Chapter33

38 3 0
                                    


"Rasa sakit yang paling menyakitkan dari sebuah perpisahan, adalah rasa sakit saat di tinggalkan untuk selama-lamanya."

-RafDin-








°°°

"Dokter gimana? Gimana abi sama umi?" cerca Adinda langsung.

"Iya dokter, mereka baik-baik aja kan? Operasinya berhasil kan?" tanya Agung kemudian dengan was-was.

Dokter itu tidak langsung menjawab, ia beralih menatap mereka satu persatu. Sampai akhirnya_

"Dok-"

"Maaf Tuan, kedua orang tua anda sudah tidak bisa di selamatkan"

DEG!

Seperti tertusuk belati tepat di bagian jantung, mereka semua langsung mematung kaku setelah mendengar apa yang di katakan oleh Sang dokter. Belum bergeming setelah lontaran itu, mereka, Agung, Adinda serta Raffa, mencoba mencerna kembali pernyataan dari dokter, meyakinkan bahwa mereka salah dengar.

"Dokter? Apa maksud anda? Saya salah denger kan?" Agung memegang bahu laki-laki berumur yang berdiri tepat di depannya.

Dokter tersebut menggelengkan kepalanya pelan, pertanda bahwa kedua orang tuanya memang sudah tiada, tidak bisa di selamatkan.

"Terdapat luka serius di bagian kepala sebab benturan yang lumayan keras, serta pembuluh darah yang pecah. Juga keretakan pada tulang-tulang dan urat nadi yang terputus di masing-masing insan"

"Maaf Tuan, ini sudah kehendak Allah, saya atau kami hanyalah perantara, dan kami sudah berusaha semaksimal mungkin" ujar dokter merasa ikut pilu.

Agung menurunkan tangannya dengan gerak perlahan, merosotkan tubuhnya ke lantai, berlutut dan menunduk.
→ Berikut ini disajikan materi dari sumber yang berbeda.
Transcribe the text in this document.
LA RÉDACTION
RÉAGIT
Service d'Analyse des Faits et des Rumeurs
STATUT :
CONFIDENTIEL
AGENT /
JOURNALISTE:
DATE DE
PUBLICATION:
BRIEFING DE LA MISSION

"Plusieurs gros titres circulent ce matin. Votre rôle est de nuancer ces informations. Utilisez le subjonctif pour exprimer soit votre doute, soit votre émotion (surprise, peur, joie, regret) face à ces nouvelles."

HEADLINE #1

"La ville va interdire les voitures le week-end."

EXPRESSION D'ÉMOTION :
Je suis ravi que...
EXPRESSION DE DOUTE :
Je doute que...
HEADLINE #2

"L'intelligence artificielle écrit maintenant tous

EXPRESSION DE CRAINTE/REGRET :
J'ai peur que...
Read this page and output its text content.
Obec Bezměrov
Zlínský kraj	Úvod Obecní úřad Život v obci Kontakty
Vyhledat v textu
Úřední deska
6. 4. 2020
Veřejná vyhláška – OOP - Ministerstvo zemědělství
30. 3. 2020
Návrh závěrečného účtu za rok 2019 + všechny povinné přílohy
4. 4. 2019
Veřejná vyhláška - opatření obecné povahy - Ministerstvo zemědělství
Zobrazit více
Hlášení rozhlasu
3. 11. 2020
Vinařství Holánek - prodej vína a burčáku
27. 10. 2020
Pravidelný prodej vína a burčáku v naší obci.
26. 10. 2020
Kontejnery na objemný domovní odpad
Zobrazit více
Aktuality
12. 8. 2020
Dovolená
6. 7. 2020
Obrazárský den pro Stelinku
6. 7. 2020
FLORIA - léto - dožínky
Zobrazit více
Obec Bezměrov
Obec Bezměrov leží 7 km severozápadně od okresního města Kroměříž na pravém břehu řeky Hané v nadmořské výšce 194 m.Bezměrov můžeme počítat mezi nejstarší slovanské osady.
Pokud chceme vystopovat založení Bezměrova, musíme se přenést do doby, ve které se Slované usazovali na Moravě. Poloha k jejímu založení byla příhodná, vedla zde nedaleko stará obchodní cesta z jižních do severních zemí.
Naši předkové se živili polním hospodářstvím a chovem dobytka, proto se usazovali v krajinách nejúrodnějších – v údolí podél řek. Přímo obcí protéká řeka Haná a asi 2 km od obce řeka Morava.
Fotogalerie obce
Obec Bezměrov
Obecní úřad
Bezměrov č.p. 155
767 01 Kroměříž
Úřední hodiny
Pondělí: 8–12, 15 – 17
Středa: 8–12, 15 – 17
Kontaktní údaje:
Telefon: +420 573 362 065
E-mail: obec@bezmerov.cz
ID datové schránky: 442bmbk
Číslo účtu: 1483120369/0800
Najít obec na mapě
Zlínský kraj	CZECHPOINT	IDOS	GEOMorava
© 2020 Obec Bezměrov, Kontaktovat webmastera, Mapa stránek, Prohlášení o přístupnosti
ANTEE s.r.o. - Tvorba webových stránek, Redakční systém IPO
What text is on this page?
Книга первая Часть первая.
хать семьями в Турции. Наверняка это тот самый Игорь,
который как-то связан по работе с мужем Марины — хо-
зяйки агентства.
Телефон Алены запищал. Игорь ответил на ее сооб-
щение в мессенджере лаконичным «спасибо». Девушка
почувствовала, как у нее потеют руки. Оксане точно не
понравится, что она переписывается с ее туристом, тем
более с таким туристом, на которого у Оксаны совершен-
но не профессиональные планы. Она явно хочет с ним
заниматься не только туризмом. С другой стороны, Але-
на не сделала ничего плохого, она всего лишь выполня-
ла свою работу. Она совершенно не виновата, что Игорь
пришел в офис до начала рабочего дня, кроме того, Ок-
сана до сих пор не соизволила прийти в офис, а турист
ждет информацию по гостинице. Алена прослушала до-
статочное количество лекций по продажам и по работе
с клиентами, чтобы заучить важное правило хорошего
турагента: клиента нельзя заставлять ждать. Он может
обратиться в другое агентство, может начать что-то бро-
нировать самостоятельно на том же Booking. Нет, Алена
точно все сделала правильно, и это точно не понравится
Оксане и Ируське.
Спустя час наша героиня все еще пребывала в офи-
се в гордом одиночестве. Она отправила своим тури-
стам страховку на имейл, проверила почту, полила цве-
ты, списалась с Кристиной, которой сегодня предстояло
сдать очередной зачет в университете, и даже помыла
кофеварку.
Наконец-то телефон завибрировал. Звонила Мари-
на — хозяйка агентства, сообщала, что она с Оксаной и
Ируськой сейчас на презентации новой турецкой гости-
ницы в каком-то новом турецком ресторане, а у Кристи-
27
"I-inna-lillahi-wa-innailaihira-ji'un.."

Tubuh laki-laki itu bergetar, merasa lemas di seluruh raganya, cairan bening pun mulai turun dari matanya yang terpejam.

"ENGGA! GA MUNGKIN! ENGGA!!"

Agung yang tersadar Adinda berada di belakangnya, langsung membalikkan tubuhnya kala mendengar Adinda meraung. Dengan hati yang sakit, ia memeluk Sang adik dengan erat.

"ENGGA! ITU BOHONG! GA MUNGKIN!" Adinda berusaha melepaskan diri dari dekapan Sang kakak.

Sungguh pernyataan dan kenyataan yang sulit untuk di terima, bagi Adinda, ia yakin bahwa ia sedang bermimpi dan ini semua adalah lelucon semata. Apa yang ia dengar pasti salah, kedua orang tuanya tidak akan meninggalkannya.

"ABANG BILANG SAMA ADINDA KALO ADINDA SALAH DENGER, AYOK ABANG BILANG!"

Tidak tega untuk mengucapkanya, Agung hanya menggelengkan kepalanya seraya menangis. Adinda tersenyum hambar.

"ABANGG! GA MUNGKIN.."

"Ikhlas ya" Agung kembali memeluk Adinda erat.

Diam beberapa detik, Adinda menggeleng kukuh dan berontak kembali.

"GA MUNGKIN ABANG! UMI SAMA ABI MEREKA BAIK-BAIK AJA! GA MUNGKIN MEREKA TINGGALIN ADINDA SAMA ABANG! DOKTER ITU BOHONG DIA BOHONG!"

"Istighfar" pelukan itu semakin erat, Agung menengadahkan kepalanya ke atas guna menahan air matanya agar tidak turun semakin deras.

Demi alam semesta, hatinya sakit luar biasa, tertambah lagi melihat Adinda yang meraung seperti ini, itu membuatnya semakin perih. Tapi bagaimana pun saat ini ia harus menjadi kekuatan untuk adik perempuannya.